Nastąpił we mnie swoisty przełom;]
Trochę depresyjnie u mnie było... Nawet do psychiatry pochodziłam i dostałam leki, ale teraz znów odzyskałam radość w sobie;)
Nie wracam do tego, co było, zaczynam wszystko od nowa...
Po pierwsze i najważniejszę: biorę ślub:)
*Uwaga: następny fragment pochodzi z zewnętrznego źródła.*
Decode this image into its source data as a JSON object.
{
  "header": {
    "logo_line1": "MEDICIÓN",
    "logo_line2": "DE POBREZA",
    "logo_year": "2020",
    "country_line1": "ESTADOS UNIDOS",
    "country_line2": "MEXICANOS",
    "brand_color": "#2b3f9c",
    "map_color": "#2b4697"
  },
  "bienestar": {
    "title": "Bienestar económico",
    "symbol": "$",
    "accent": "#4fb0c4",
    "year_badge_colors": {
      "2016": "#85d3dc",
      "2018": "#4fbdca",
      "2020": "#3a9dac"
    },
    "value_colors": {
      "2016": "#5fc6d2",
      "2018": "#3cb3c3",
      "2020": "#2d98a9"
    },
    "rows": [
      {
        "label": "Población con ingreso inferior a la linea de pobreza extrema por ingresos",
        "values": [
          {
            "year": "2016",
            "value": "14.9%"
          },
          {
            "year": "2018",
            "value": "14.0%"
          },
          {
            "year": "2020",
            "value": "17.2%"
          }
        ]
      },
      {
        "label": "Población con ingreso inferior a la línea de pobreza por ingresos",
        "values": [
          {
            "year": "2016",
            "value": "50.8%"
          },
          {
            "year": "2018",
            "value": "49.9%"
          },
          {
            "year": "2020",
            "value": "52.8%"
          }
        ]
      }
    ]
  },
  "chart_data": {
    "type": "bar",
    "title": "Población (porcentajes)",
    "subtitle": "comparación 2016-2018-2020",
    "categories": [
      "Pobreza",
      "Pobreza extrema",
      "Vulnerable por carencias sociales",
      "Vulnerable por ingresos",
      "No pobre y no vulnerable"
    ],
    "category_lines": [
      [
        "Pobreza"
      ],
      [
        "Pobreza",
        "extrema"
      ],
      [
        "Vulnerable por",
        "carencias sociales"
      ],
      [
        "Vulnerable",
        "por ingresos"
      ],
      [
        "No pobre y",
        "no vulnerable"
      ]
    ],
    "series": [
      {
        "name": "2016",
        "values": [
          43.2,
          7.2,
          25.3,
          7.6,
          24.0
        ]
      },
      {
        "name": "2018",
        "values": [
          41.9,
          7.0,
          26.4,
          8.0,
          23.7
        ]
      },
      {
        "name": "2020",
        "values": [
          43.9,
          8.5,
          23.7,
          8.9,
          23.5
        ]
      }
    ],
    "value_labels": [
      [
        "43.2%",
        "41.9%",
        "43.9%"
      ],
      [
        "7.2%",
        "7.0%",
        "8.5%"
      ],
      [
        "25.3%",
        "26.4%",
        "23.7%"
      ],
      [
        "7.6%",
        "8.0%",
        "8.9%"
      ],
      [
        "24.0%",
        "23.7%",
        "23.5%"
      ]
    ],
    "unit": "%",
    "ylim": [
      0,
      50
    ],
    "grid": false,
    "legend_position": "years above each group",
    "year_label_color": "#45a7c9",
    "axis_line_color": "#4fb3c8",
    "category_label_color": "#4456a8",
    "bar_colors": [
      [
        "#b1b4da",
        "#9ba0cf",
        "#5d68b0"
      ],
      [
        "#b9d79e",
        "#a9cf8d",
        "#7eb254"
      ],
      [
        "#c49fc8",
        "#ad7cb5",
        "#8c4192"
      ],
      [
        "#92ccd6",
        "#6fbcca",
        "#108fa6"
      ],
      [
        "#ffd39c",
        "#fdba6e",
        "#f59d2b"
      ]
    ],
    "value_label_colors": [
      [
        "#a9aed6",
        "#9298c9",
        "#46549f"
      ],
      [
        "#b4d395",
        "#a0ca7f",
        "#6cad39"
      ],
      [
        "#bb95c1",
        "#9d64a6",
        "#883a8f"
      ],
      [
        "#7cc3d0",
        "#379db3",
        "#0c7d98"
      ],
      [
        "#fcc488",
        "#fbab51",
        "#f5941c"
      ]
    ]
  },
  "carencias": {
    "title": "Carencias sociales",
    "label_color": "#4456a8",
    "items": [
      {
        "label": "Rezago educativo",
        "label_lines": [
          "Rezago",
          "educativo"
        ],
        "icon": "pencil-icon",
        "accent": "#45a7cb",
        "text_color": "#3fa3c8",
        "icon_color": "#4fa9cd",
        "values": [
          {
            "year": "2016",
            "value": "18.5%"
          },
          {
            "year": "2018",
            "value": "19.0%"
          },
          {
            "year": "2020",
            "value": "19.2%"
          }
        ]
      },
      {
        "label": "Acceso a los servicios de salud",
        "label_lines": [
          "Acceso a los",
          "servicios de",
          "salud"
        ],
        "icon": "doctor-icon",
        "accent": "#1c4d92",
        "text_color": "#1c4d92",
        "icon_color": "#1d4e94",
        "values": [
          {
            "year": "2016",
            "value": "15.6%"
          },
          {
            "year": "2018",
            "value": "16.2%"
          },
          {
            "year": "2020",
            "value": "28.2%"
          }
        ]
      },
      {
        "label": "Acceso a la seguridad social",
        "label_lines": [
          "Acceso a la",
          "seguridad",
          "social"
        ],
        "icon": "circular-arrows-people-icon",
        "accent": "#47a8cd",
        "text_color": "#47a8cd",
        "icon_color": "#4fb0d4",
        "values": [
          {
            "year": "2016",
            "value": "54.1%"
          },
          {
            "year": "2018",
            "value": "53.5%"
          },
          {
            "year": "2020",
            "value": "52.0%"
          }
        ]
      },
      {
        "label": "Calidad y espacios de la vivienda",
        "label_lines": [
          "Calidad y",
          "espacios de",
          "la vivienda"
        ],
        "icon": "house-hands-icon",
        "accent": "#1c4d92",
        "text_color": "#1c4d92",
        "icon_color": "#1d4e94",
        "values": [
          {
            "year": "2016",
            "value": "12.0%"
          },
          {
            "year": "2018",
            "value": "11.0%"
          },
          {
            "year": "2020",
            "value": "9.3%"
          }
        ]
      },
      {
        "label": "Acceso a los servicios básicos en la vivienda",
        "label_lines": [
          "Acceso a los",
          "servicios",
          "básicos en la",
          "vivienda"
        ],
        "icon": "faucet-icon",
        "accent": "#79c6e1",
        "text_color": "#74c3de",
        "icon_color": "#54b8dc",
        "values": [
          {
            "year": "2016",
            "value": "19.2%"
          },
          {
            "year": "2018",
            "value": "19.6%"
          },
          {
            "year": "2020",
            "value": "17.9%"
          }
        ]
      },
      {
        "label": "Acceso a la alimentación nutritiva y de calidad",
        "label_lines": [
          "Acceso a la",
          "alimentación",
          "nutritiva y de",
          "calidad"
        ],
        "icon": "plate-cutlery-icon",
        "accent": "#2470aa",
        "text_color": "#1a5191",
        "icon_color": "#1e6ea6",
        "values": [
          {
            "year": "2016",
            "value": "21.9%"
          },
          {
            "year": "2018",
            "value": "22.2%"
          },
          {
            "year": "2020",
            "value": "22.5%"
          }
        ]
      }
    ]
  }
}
Mam przy sobie faceta mojego życia, pora to zalegalizować hehe;p
Datę mamy wyznaczoną na 5czerwca:)
Powiem wam, że nie wiem co się w nas takiego stało, ale obudził się we mnie i w Maksie instynkt rodzicielski i bardzo chcemy mieć dzidzię;) Na razie to nie możliwe, ale w przyszłym roku bierzemy się do roboty;p
Tymczasem cel mam następujący:
5.VI.2010 ważyć 59kg
Mam dużo czasu;] zaczęłam pare dni temu i już troszeczkę mi spadło;] Chyba nastąpił we mnie przelom, obudziła się wewnętrzna siła;p i teraz wiem, że dam radę;]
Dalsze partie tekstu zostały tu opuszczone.